À la Roquette, la nuit fut lourde : les otages couchés à l’infirmerie ne dormirent guère ; les 10 prêtres, les 82 soldats de la troisième section, les 42 sergens de ville, les 10 artilleurs de la deuxième, avaient placé leurs sentinelles et veillaient à tour de rôle ; on souffrait de la faim, depuis vingt-quatre heures, on n’avait rien mangé. Au dehors, il n’y avait que du silence ; la fusillade avait pris fin : surmenés par six jours de lutte, les combattans se reposaient. « Où sont les troupes de Versailles ? » se disait-on avec angoisse. Au petit jour, le dimanche 28 mai, le surveillant Latour, qui gardait la porte d’entrée, entendit heurter avec violence ; il regarda par son judas et reconnut une compagnie de fusiliers marins, il ne fut pas long à ouvrir, il eut un cri qui peint bien l’état des âmes dans ce moment redoutable : « Enfin ! voici la France ! » Cinq minutes après, le pharmacien, M. Trencart, qui dormait chez lui épuisé de fatigue, fut réveillé par sa porte qui volait en éclats sous la projection d’un énorme pavé : c’est ainsi qu’il apprit que l’armée française avait enfin et trop tard repris possession de la Grande-Roquette.

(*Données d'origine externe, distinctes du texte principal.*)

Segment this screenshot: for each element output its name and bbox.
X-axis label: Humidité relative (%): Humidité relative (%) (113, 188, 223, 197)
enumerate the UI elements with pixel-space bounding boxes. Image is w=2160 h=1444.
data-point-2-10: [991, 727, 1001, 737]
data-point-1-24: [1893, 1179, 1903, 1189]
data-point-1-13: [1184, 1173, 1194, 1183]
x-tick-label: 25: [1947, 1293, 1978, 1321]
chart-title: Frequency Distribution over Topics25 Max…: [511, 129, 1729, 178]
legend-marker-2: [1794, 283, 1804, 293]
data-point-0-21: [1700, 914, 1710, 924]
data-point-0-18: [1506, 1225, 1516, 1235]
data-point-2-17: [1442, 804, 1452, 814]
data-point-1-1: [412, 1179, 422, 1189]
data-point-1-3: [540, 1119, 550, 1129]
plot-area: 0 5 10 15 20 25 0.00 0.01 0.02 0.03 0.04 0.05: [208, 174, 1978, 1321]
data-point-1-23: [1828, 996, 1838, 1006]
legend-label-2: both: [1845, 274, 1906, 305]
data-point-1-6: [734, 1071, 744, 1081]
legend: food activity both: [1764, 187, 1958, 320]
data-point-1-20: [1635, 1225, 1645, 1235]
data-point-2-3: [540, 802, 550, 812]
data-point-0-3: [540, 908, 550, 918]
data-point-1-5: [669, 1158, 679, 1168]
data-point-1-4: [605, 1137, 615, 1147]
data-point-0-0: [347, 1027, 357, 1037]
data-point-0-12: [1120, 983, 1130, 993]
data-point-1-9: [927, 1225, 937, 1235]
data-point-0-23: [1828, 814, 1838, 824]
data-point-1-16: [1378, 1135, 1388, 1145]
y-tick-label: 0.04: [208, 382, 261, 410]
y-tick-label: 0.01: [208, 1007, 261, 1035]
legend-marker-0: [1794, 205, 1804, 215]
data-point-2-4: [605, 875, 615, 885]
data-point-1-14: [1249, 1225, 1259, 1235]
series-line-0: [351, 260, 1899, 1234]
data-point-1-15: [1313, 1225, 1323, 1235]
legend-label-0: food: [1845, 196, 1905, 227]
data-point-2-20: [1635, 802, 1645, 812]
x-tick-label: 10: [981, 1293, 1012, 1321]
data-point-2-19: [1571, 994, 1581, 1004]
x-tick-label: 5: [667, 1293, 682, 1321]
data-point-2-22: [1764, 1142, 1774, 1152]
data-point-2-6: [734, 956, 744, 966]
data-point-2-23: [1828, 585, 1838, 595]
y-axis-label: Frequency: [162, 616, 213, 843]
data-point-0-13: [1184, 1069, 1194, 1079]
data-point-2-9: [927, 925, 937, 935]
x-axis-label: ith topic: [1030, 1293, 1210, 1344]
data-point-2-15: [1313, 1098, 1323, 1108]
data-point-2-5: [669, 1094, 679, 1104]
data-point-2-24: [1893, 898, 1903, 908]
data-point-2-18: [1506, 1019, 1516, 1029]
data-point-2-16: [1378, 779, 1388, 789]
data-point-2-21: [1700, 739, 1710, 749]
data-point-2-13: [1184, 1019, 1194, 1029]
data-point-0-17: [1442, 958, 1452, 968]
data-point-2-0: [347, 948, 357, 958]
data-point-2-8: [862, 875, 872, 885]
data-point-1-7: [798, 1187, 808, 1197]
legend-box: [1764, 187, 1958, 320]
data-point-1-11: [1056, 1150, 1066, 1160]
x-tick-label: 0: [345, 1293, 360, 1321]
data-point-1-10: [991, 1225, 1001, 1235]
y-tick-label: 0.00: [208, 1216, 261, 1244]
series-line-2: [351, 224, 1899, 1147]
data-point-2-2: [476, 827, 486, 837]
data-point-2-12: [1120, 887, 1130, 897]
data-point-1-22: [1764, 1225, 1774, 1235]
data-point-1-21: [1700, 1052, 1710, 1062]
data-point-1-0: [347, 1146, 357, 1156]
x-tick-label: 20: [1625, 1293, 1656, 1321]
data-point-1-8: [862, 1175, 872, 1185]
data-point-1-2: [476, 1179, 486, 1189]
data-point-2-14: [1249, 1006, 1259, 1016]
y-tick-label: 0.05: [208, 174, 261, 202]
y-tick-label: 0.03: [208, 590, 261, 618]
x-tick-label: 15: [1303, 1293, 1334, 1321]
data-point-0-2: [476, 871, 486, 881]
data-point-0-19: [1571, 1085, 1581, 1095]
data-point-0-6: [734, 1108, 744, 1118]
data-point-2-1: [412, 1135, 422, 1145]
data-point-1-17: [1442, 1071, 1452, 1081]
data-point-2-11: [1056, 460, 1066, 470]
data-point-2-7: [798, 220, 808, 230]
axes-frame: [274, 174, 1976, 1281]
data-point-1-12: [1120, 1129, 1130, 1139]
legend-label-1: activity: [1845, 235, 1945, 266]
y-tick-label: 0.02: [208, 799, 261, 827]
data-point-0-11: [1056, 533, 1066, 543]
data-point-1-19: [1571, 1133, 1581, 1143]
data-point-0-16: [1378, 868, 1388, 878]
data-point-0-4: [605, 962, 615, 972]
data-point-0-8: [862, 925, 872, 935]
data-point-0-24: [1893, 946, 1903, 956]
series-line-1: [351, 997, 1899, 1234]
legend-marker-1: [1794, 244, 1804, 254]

Le surveillant Pourche prévint immédiatement le colonel de Plas, qui commandait les marine, de la situation particulière des otages barricadés ; sans eau, sans pain, ignorant ce qui se passait, ils devaient être dans un état de souffrance qu’il fallait rapidement secourir. On s’empressa de se rendre dans la cour principale ; on cria aux otages de descendre, ils répondirent qu’ils ne descendraient pas. Il y eut là une scène puérile et presque ridicule. Le costume des fusiliers, pantalon, vareuse et béret bleus, était inconnu ; pour ces malheureux encore très effarés, tout soldat qui ne portait pas un pantalon rouge était un ennemi. Les marins avaient beau crier : « Vive la France ! » montrer leur drapeau tricolore ; les prisonniers restaient prisonniers et se disaient comme aux beaux jours des insurrections : « Gardons nos barricades. » Le colonel de Plas comprit cette défiance et fut d’une patience à toute épreuve. On lui demanda son carnet, son revolver, vingt fusils, vingt paquets de cartouches ; il ne refusa rien. À l’aide de cordes à fourrage prêtées par des artilleurs, on montait tous ces objets fort rassurans. Cela ne suffit pas encore, et cette comédie se serait peut-être indéfiniment prolongée, si un détachement du 74e de ligne n’avait pénétré dans la cour. La vue du pantalon rouge leva toutes les hésitations ; on bouleversa les matelas, on ne fit qu’un bond à travers les escaliers et l’on se donna une sérieuse accolade.

« Et l’archevêque ? et M. Bonjean ? — tous fusillés ! » Ce fut un cri d’horreur. Les auteurs du crime n’étaient plus là ! Où les prendre ?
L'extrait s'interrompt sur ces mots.